The coach hit a hard bump in the road. The entire inside cabin shook and swayed so much that Jess clenched her father’s arm. Douglass C. Winnham eased his daughter’s fright by gently moving a strand of her blonde hair away from her eyes that was shaken loose from the wagons rocking forces. A tall and slender man he was with all the makings of a successful business man. His suits were always pressed and secured, his hair always combed in the most stylish of fashions to suit the day, and his grey mustache hung under his nose as if chiseled by a Greek sculptor.
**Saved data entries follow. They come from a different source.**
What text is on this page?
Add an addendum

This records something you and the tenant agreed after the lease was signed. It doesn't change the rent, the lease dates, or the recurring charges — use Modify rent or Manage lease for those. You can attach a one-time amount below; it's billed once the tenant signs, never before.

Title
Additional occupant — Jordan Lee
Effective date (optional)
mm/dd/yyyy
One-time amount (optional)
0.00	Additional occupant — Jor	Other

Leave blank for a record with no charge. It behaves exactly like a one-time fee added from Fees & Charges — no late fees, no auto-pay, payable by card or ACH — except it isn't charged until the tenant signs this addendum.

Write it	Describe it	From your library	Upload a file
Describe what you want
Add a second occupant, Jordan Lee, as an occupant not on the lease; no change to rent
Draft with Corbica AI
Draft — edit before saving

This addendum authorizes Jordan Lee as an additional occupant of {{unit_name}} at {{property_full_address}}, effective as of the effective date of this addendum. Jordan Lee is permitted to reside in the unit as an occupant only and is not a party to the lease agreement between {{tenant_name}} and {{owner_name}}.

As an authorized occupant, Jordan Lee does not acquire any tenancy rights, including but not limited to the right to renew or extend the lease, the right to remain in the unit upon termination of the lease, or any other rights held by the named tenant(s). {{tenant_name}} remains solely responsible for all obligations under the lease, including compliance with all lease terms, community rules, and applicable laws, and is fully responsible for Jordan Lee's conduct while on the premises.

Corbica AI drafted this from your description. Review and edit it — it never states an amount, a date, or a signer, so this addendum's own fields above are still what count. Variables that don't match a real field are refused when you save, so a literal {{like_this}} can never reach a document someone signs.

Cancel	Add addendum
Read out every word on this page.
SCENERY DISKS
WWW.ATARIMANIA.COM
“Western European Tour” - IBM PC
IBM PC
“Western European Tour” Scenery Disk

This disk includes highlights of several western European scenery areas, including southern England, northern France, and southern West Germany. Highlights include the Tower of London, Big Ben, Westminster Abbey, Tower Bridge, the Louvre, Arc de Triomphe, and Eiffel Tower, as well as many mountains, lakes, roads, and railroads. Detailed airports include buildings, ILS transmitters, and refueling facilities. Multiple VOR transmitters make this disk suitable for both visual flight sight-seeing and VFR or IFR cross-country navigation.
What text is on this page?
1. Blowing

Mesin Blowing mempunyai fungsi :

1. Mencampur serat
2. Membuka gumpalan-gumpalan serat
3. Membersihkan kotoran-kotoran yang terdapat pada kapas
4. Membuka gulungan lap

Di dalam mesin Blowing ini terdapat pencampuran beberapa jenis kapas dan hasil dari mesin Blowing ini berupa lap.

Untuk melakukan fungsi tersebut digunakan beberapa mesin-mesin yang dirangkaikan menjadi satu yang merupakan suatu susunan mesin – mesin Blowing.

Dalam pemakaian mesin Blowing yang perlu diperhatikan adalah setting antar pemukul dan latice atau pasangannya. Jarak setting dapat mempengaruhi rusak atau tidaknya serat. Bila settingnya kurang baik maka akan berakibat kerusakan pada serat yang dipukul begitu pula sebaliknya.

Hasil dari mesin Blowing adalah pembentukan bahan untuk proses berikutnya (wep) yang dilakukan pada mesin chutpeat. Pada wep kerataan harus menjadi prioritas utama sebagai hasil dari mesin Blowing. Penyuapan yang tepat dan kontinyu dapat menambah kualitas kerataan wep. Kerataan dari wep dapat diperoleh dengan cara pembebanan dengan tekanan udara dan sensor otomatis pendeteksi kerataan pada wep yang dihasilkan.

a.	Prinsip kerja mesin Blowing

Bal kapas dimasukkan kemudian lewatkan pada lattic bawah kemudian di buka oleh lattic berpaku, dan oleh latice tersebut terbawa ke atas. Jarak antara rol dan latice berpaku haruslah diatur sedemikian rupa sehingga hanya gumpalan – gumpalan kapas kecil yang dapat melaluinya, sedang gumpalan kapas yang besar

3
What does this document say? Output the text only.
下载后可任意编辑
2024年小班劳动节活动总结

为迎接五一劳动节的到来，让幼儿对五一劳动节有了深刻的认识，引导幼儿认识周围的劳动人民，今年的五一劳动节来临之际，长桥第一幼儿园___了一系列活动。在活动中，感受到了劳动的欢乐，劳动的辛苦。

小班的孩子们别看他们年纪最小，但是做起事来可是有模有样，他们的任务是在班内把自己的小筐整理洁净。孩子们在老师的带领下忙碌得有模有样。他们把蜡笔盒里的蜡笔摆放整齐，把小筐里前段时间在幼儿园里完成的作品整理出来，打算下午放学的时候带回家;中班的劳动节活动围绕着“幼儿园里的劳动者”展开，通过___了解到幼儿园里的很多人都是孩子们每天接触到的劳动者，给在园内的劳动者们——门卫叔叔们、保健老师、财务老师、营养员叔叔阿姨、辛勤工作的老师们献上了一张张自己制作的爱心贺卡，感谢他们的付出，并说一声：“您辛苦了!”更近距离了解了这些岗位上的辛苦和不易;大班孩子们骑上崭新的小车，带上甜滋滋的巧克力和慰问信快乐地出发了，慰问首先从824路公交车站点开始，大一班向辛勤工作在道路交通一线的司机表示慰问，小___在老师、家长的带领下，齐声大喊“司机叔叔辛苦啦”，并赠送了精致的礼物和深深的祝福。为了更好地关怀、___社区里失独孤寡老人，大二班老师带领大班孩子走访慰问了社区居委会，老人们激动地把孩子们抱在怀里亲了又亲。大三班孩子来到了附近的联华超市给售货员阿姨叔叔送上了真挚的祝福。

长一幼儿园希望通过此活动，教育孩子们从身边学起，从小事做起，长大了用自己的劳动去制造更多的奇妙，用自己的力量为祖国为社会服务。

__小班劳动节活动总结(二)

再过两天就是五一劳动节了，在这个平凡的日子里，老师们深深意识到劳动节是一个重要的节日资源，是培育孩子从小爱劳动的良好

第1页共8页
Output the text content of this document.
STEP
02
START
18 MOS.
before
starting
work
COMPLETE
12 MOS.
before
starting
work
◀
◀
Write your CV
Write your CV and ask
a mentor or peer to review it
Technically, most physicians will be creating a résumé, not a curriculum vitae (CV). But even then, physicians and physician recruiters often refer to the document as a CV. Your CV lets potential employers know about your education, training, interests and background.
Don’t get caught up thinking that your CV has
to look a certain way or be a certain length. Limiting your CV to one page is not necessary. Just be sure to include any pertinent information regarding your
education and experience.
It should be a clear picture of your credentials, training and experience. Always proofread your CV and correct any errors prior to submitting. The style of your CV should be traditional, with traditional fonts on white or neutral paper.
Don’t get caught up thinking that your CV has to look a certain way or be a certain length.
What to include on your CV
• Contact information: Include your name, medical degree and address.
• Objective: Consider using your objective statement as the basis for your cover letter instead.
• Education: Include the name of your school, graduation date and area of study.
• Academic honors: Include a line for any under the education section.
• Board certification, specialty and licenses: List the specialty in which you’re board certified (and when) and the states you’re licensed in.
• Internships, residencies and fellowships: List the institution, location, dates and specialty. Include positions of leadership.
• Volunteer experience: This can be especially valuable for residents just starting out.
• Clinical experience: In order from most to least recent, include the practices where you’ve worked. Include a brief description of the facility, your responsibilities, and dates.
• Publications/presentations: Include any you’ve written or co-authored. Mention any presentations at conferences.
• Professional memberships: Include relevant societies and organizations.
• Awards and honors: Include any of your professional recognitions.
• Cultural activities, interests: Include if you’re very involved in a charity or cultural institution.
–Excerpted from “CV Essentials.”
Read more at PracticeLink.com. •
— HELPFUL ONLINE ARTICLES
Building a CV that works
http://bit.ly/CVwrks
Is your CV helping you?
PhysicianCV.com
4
His long wrinkled fingers were still strong. If anything his hands were the pride and glory of Mr. Winnham. His were the hands of a builder; a reminder of the days of old before his grand operations where he worked hard each day to survive. Waking up every morning before light came to help his father build his family’s house and later to build his own with his wife. Even Jess’s crib and all the house’s furnishings were crafted by Winnham. Growing up as a carpenter’s son, he knew and loved the feel and smell of wood. He ventured into all sorts of wood trades and quickly found the lumber business satisfying. After being married he started his business and became successful. Always in with the over seas trade with other counties which was what Winnham really wanted to be in near the time of his daughter’s birth. With trades with China and Russia and even England, he managed to create quite the lumber trade. Knowing that ships needed to be built along with houses and farms, not to mention the towns booming up with all those gold rush stories; Winnham knew it was right for the taking.